Aber jetzt sah ich die Bomben. Die Flugzeuge ließen so viele Bomben so schnell hintereinander aus ihren Bäuchen, dass es aussah, als hinge aus jedem Flugzeug eine dunkelgraue, glänzende Perlenkette. Und dann zerrissen die Perlenketten, die Bomben zischten herunter. Sie waren sehr laut. Sie waren lauter als alles, was ich bisher gehört hatte. Sie waren auch für die Großmutter laut genug. Die Großmutter packte mich und wollte mich vom Fenster wegziehen. Sie schrie: »G’schwind, renn! In den Keller! G’schwind!«
Ich konnte nicht laufen. Ich konnte mich nicht bewegen. Ich hielt mich ans Fensterbrett geklammert. Die Großmutter zerrte mich vom Fensterbrett weg. Sie schleppte mich durch die Küche, über den Gang, zur Kellertür.

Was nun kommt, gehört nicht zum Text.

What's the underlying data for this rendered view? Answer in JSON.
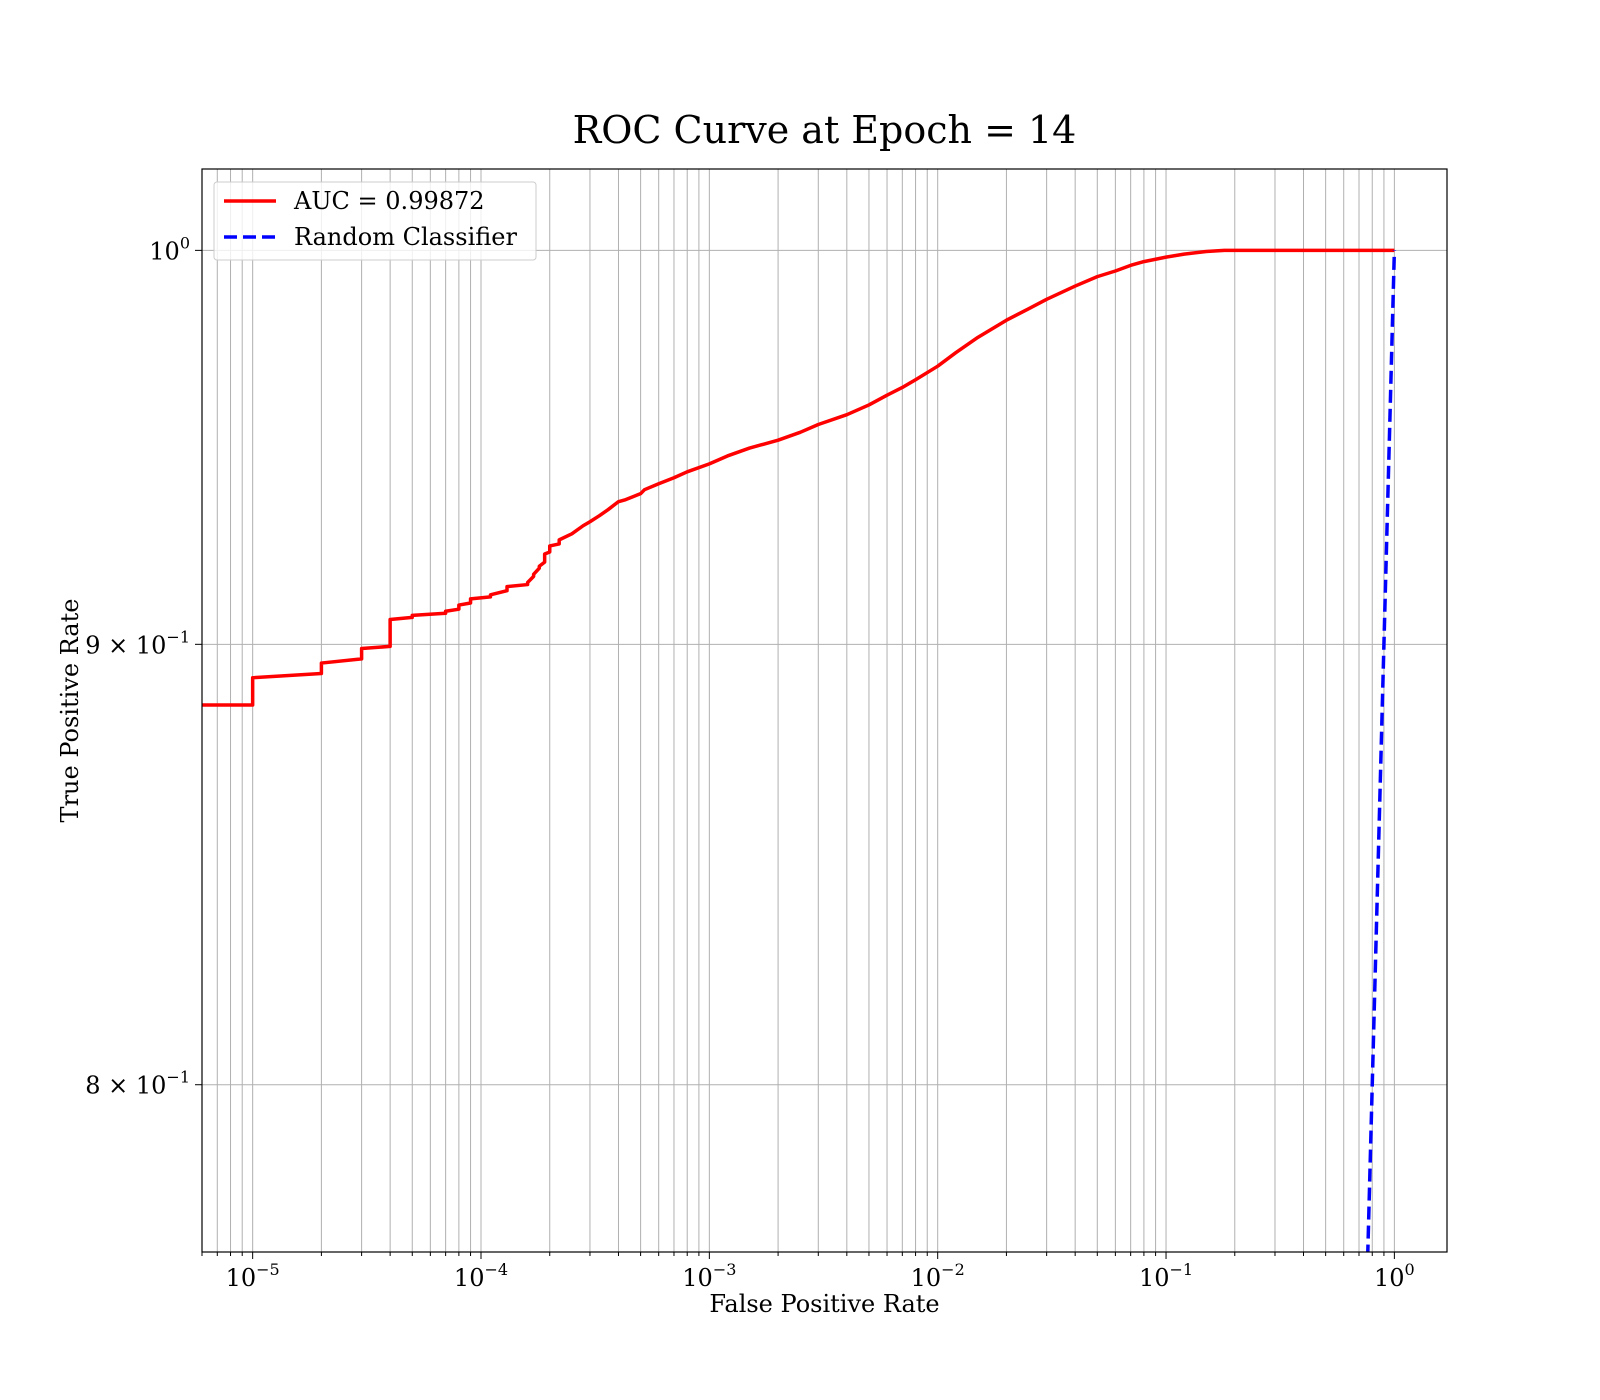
{
  "chart_data": {
    "type": "line",
    "title": "ROC Curve at Epoch = 14",
    "xlabel": "False Positive Rate",
    "ylabel": "True Positive Rate",
    "xscale": "log",
    "yscale": "log",
    "xlim": [
      6e-06,
      1.7
    ],
    "ylim": [
      0.765,
      1.022
    ],
    "grid": true,
    "grid_which": "both",
    "legend_position": "upper-left",
    "x_ticks": [
      {
        "value": 1e-05,
        "base": "10",
        "exp": "−5"
      },
      {
        "value": 0.0001,
        "base": "10",
        "exp": "−4"
      },
      {
        "value": 0.001,
        "base": "10",
        "exp": "−3"
      },
      {
        "value": 0.01,
        "base": "10",
        "exp": "−2"
      },
      {
        "value": 0.1,
        "base": "10",
        "exp": "−1"
      },
      {
        "value": 1,
        "base": "10",
        "exp": "0"
      }
    ],
    "y_ticks": [
      {
        "value": 1.0,
        "base": "10",
        "exp": "0"
      },
      {
        "value": 0.9,
        "base": "9 × 10",
        "exp": "−1"
      },
      {
        "value": 0.8,
        "base": "8 × 10",
        "exp": "−1"
      }
    ],
    "series": [
      {
        "name": "AUC = 0.99872",
        "color": "#ff0000",
        "style": "solid",
        "step": true,
        "x": [
          6e-06,
          1e-05,
          1e-05,
          2e-05,
          2e-05,
          3e-05,
          3e-05,
          4e-05,
          4e-05,
          5e-05,
          5e-05,
          7e-05,
          7e-05,
          8e-05,
          8e-05,
          9e-05,
          9e-05,
          0.00011,
          0.00011,
          0.00013,
          0.00013,
          0.00016,
          0.00016,
          0.00017,
          0.00017,
          0.00018,
          0.00018,
          0.00019,
          0.00019,
          0.0002,
          0.0002,
          0.00022,
          0.00022,
          0.00025,
          0.00028,
          0.0003,
          0.00033,
          0.00036,
          0.0004,
          0.00043,
          0.0005,
          0.00052,
          0.0006,
          0.0007,
          0.0008,
          0.001,
          0.0012,
          0.0015,
          0.002,
          0.0025,
          0.003,
          0.004,
          0.005,
          0.006,
          0.007,
          0.008,
          0.01,
          0.012,
          0.015,
          0.02,
          0.025,
          0.03,
          0.04,
          0.05,
          0.06,
          0.07,
          0.08,
          0.1,
          0.12,
          0.15,
          0.18,
          0.2,
          1.0
        ],
        "y": [
          0.8855,
          0.8855,
          0.892,
          0.893,
          0.8955,
          0.8965,
          0.899,
          0.8995,
          0.906,
          0.9065,
          0.907,
          0.9075,
          0.908,
          0.9085,
          0.9095,
          0.91,
          0.911,
          0.9115,
          0.912,
          0.913,
          0.914,
          0.9145,
          0.915,
          0.9165,
          0.917,
          0.9185,
          0.919,
          0.92,
          0.922,
          0.9225,
          0.924,
          0.9245,
          0.9255,
          0.927,
          0.929,
          0.93,
          0.9315,
          0.933,
          0.935,
          0.9355,
          0.937,
          0.938,
          0.9395,
          0.941,
          0.9425,
          0.9445,
          0.9465,
          0.9485,
          0.9505,
          0.9525,
          0.9545,
          0.957,
          0.9595,
          0.962,
          0.964,
          0.966,
          0.9695,
          0.973,
          0.977,
          0.9815,
          0.9845,
          0.987,
          0.9905,
          0.993,
          0.9945,
          0.996,
          0.997,
          0.9982,
          0.999,
          0.9997,
          1.0,
          1.0,
          1.0
        ]
      },
      {
        "name": "Random Classifier",
        "color": "#0000ff",
        "style": "dashed",
        "step": false,
        "x": [
          0.76,
          0.8,
          0.85,
          0.9,
          0.95,
          1.0
        ],
        "y": [
          0.76,
          0.8,
          0.85,
          0.9,
          0.95,
          1.0
        ]
      }
    ]
  }
}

Die Bomben fielen noch immer. Der Lärm wurde noch größer. Der Lärm drückte gegen den Kopf. Er sauste in den Ohren. Er brannte in der Nase. Er machte den Hals ganz eng. Die Großmutter stieß mich die Kellerstiege hinunter. Sie stolperte hinter mir her, sie fiel auf mich. Wir rutschten zusammen über die ausgetretenen Kellerstufen. Hinter uns krachte die Kellertür ins Schloss.

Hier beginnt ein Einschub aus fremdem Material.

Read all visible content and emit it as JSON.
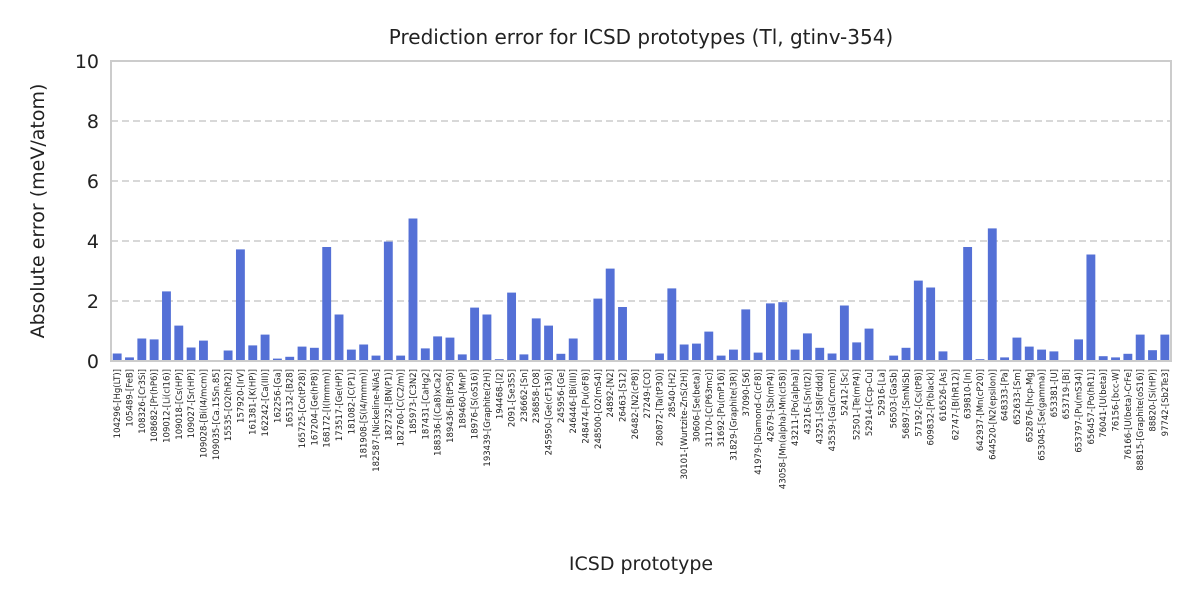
{
  "chart_data": {
    "type": "bar",
    "title": "Prediction error for ICSD prototypes (Tl, gtinv-354)",
    "xlabel": "ICSD prototype",
    "ylabel": "Absolute error (meV/atom)",
    "ylim": [
      0,
      10
    ],
    "yticks": [
      0,
      2,
      4,
      6,
      8,
      10
    ],
    "grid": true,
    "color": "#5470d6",
    "categories": [
      "104296-[Hg(LT)]",
      "105489-[FeB]",
      "108326-[Cr3Si]",
      "108682-[Pr(hP6)]",
      "109012-[Li(cI16)]",
      "109018-[Cs(HP)]",
      "109027-[Sr(HP)]",
      "109028-[Bi(I4/mcm)]",
      "109035-[Ca.15Sn.85]",
      "15535-[O2(hR2)]",
      "157920-[IrV]",
      "161381-[K(HP)]",
      "162242-[Ca(III)]",
      "162256-[Ga]",
      "165132-[B28]",
      "165725-[Co(tP28)]",
      "167204-[Ge(hP8)]",
      "168172-[I(Immm)]",
      "173517-[Ge(HP)]",
      "181082-[C(P1)]",
      "181908-[S(I4/mmm)]",
      "182587-[Nickeline-NiAs]",
      "182732-[BN(P1)]",
      "182760-[C(C2/m)]",
      "185973-[C3N2]",
      "187431-[CaHg2]",
      "188336-[(Ca8)xCa2]",
      "189436-[B(tP50)]",
      "189460-[MnP]",
      "18976-[S(oS16)]",
      "193439-[Graphite(2H)]",
      "194468-[I2]",
      "2091-[Se3S5]",
      "236662-[Sn]",
      "236858-[O8]",
      "245950-[Ge(cF136)]",
      "245956-[Ge]",
      "246446-[Bi(III)]",
      "248474-[Pu(oF8)]",
      "248500-[O2(mS4)]",
      "24892-[N2]",
      "26463-[S12]",
      "26482-[N2(cP8)]",
      "27249-[CO]",
      "280872-[Ta(tP30)]",
      "28540-[H2]",
      "30101-[Wurtzite-ZnS(2H)]",
      "30606-[Se(beta)]",
      "31170-[C(P63mc)]",
      "31692-[Pu(mP16)]",
      "31829-[Graphite(3R)]",
      "37090-[S6]",
      "41979-[Diamond-C(cF8)]",
      "42679-[Sb(mP4)]",
      "43058-[Mn(alpha)-Mn(cI58)]",
      "43211-[Po(alpha)]",
      "43216-[Sn(tI2)]",
      "43251-[S8(Fddd)]",
      "43539-[Ga(Cmcm)]",
      "52412-[Sc]",
      "52501-[Te(mP4)]",
      "52914-[Ccp-Cu]",
      "52916-[La]",
      "56503-[GaSb]",
      "56897-[SmNiSb]",
      "57192-[Cs(tP8)]",
      "609832-[P(black)]",
      "616526-[As]",
      "62747-[B(hR12)]",
      "639810-[In]",
      "642937-[Mn(cP20)]",
      "644520-[N2(epsilon)]",
      "648333-[Pa]",
      "652633-[Sm]",
      "652876-[hcp-Mg]",
      "653045-[Se(gamma)]",
      "653381-[U]",
      "653719-[Bi]",
      "653797-[Pu(mS34)]",
      "656457-[Po(hR1)]",
      "76041-[U(beta)]",
      "76156-[bcc-W]",
      "76166-[U(beta)-CrFe]",
      "88815-[Graphite(oS16)]",
      "88820-[Si(HP)]",
      "97742-[Sb2Te3]"
    ],
    "values": [
      0.25,
      0.12,
      0.75,
      0.72,
      2.32,
      1.18,
      0.45,
      0.68,
      0.0,
      0.35,
      3.72,
      0.52,
      0.88,
      0.08,
      0.14,
      0.48,
      0.44,
      3.8,
      1.55,
      0.38,
      0.55,
      0.18,
      3.98,
      0.18,
      4.75,
      0.42,
      0.82,
      0.78,
      0.22,
      1.78,
      1.55,
      0.06,
      2.28,
      0.22,
      1.42,
      1.18,
      0.24,
      0.75,
      0.0,
      2.08,
      3.08,
      1.8,
      0.0,
      0.0,
      0.25,
      2.42,
      0.55,
      0.58,
      0.98,
      0.18,
      0.38,
      1.72,
      0.28,
      1.92,
      1.96,
      0.38,
      0.92,
      0.44,
      0.25,
      1.85,
      0.62,
      1.08,
      0.0,
      0.18,
      0.44,
      2.68,
      2.45,
      0.32,
      0.0,
      3.8,
      0.06,
      4.42,
      0.12,
      0.78,
      0.48,
      0.38,
      0.32,
      0.0,
      0.72,
      3.55,
      0.16,
      0.12,
      0.24,
      0.88,
      0.36,
      0.88
    ]
  }
}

Wir saßen auf der untersten Kellerstufe. Das Kellerlicht war ausgegangen. Es war finster. Ich lehnte an der Großmutter. Die Großmutter zitterte. Die Großmutter schluchzte. Über uns sauste und krachte es. Die Kellertür schwang auf und fiel wieder zu und ging wieder auf und krachte wieder ins Schloss.
Plötzlich war es still. Die Großmutter hörte zu schluchzen und zu zittern auf. Mein Kopf lag auf ihrer dicken, weichen Brust. Die Großmutter streichelte mich. Sie murmelte: »Aber sie fliegen doch schon fort! Sie fliegen doch schon fort!«
Dann heulte die Entwarnungssirene. Die Entwarnungssirene hatte einen angenehmen, sanften, lang gezogenen Klang. Hinten, am Ende vom Kellergang, wurde es hell. Das war die große Taschenlampe vom Hausvertrauensmann. Ich hörte seine Stimme: »Leut! Bewahrt s’ Ruhe! Ich geh nachschauen! Nur keine Panik nicht, bitt’ schön!«
Die Großmutter und ich stiegen mit dem Hausvertrauensmann die Kellerstiege hinauf. Unser Haus war ganz geblieben. Nur ein paar Fensterscheiben waren zerbrochen. Vom großen Luftdruck, den die Bomben erzeugten, wenn sie herunterfielen. Wir gingen auf die Straße. Aus anderen Haustoren kamen auch Leute.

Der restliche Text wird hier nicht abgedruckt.